Es una triste realidad que los estudiantes de medicina pasamos por un proceso de deshumanización mientras estudiamos la carrera. El sistema nos lleva a ver a los pacientes convertidos en objetos de estudio; a los síntomas, en enigmas por descifrar y a las enfermedades, en problemas por resolver.
Cuando llegó el momento de asistir a un hospital nacional, yo me consideraba una estudiante enraizada en el sistema de educación médica. Durante tres semanas, junto con otros cinco estudiantes, tuve la tarea de observar y diagnosticar a cada paciente que entrase al consultorio psiquiátrico.
El primer paciente del día fue Raúl. Entró al consultorio con sus ojos fijados en el suelo y tomó asiento al frente del psiquiatra, sin pronunciar ni una palabra.
– Buenos días Raúl, ¿cómo te sientes hoy día?
– Doctor, no esperaba que tantas personas estén aquí.
Mientras hablaba, se frotaba las manos nerviosamente.
– Sí, lo siento mucho. Estos son estudiantes de medicina que quieren conocerte. No dejes que te hagan sentir incómodo.
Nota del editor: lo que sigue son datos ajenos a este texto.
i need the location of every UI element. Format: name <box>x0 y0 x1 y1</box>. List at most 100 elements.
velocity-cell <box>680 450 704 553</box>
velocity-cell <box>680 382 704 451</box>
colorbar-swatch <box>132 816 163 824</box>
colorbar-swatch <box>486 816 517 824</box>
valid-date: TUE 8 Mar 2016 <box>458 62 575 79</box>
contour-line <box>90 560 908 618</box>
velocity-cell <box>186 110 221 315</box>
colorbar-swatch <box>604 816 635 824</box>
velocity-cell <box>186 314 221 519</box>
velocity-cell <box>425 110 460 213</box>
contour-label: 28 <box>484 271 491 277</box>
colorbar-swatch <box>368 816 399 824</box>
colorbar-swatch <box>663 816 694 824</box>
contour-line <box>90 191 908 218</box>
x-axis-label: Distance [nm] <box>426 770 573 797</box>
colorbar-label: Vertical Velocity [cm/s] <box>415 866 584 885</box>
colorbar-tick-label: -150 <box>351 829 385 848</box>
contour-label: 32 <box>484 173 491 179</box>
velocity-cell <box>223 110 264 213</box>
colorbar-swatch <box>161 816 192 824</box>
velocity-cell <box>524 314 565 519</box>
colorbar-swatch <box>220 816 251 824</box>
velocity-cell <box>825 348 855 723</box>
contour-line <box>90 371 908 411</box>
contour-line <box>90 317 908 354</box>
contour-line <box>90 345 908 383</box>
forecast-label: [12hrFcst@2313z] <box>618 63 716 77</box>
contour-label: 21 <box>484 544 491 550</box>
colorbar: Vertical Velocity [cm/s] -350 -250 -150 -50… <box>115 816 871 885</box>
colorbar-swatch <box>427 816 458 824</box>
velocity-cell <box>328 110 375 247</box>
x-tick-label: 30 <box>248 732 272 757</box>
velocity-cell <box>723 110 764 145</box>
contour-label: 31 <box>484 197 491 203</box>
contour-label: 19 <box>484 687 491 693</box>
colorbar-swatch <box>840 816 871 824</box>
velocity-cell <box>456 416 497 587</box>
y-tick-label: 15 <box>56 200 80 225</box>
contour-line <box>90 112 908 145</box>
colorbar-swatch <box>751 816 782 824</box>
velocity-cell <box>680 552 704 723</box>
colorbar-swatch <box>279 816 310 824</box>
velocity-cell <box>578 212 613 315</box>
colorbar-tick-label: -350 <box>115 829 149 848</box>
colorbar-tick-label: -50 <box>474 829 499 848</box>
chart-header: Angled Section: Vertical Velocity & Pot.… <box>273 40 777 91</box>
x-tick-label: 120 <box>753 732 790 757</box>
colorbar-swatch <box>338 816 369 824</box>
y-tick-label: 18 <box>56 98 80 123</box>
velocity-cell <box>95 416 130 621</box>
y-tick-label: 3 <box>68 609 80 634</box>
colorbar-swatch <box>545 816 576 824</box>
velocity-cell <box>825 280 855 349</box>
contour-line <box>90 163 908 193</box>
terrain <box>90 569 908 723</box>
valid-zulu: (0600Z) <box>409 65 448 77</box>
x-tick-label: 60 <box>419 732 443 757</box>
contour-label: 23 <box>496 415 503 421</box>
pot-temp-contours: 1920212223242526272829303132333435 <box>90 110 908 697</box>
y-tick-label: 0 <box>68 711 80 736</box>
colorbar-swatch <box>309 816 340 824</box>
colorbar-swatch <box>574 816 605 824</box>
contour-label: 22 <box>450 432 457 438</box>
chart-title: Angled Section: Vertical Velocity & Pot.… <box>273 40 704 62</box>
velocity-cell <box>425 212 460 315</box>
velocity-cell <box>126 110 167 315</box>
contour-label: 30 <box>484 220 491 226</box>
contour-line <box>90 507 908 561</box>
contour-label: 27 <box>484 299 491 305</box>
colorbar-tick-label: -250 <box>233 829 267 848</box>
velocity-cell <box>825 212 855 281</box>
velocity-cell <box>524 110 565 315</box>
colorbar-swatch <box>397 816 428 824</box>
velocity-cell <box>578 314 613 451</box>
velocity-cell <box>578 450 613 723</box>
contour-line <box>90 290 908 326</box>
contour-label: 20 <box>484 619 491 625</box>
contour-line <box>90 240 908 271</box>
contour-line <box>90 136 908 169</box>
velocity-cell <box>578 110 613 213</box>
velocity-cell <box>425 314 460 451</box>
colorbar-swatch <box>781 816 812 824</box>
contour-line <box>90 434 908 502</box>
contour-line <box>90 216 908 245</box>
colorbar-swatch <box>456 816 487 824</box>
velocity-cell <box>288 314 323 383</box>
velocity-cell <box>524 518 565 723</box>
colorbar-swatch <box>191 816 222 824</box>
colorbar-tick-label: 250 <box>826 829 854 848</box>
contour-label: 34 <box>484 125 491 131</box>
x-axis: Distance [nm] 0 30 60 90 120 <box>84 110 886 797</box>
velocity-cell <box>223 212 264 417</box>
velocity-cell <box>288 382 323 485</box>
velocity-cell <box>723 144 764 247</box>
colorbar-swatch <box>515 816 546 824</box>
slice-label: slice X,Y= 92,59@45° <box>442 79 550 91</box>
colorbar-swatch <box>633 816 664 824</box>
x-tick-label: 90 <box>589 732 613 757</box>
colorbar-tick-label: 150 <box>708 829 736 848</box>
Por favor dime, ¿Cómo te has estado sintiendo estos días?
– A veces me despierto y me siento como A y luego otras veces me siento como Z.
Parecía ansioso y constantemente cambiaba de posición en su silla.
– Está bien, pero cuéntame un poco más.
– No quiero hablar sobre el tema.
No mostraba ningún tipo de expresión ni emoción facial.
– Está bien Raúl, ¿hay alguna cosa que tú me quieras decir o contar?
– No, en verdad no.
Luego de un par de preguntas más, sin respuestas sustanciales, la entrevista culminó y Raúl abandonó el consultorio.
Discurso desorganizado, comportamientos extraños, apatía, ansiedad, irritabilidad y paranoia.
Diagnóstico: Esquizofrenia paranoide.
Era la primera vez que había conocido a un paciente esquizofrénico. Mi ignorancia me había llevado a imaginar que la mayoría de pacientes esquizofrénicos estaban en un constante estado de entumecimiento debido a los fármacos o que vivían en algún tipo de hospital mental.
Estaba muy equivocada.
Minutos después de que Raúl se retiró del consultorio, su mamá entró y la entrevistamos. Aprendí que Raúl era como cualquier otra persona; tenía hobbies, aspiraciones, una pasión por la lectura y una familia que lo amaba mucho. La única diferencia entre Raúl y yo, es que él tiene una disfunción de dopamina y yo no.
Mientras las semanas avanzaban y aprendía más sobre el mundo psiquiátrico, mi curiosidad me llevó a descubrir la realidad de los servicios de salud mental en el Perú. En nuestro país hay alrededor de cuatro psiquiatras por cada 100,000 peruanos; tres hospitales mentales en todo el país y en el 2014 se estimó un gasto gubernamental per cápita destinado a la salud mental de 1.96 dólares americanos. [1]
$1.96, un poco más de 6 soles, es toda la plata que el gobierno ha destinado para asegurar el bienestar mental de pacientes como Raúl.
Estas estadísticas pueden ser chocantes y desalentadores, pero es necesario mencionar que hay psiquiatras que trabajan incansablemente, todos los días, con limitados recursos, para proveer el mejor cuidado y tratamiento. Ellos no ven a sus pacientes como “locos”, sino como seres humanos que necesitan un poco de ayuda para poder vivir sus vidas plenamente.
Esta experiencia me ha llevado a entender que la clave de la práctica médica se encuentra en el proceso inverso de la deshumanización. La medicina no se trata de ver primero los síntomas y problemas de Raúl, sino, ver primero a Raúl y luego a sus síntomas y problemas: si el estudiante de medicina se humaniza, el paciente también.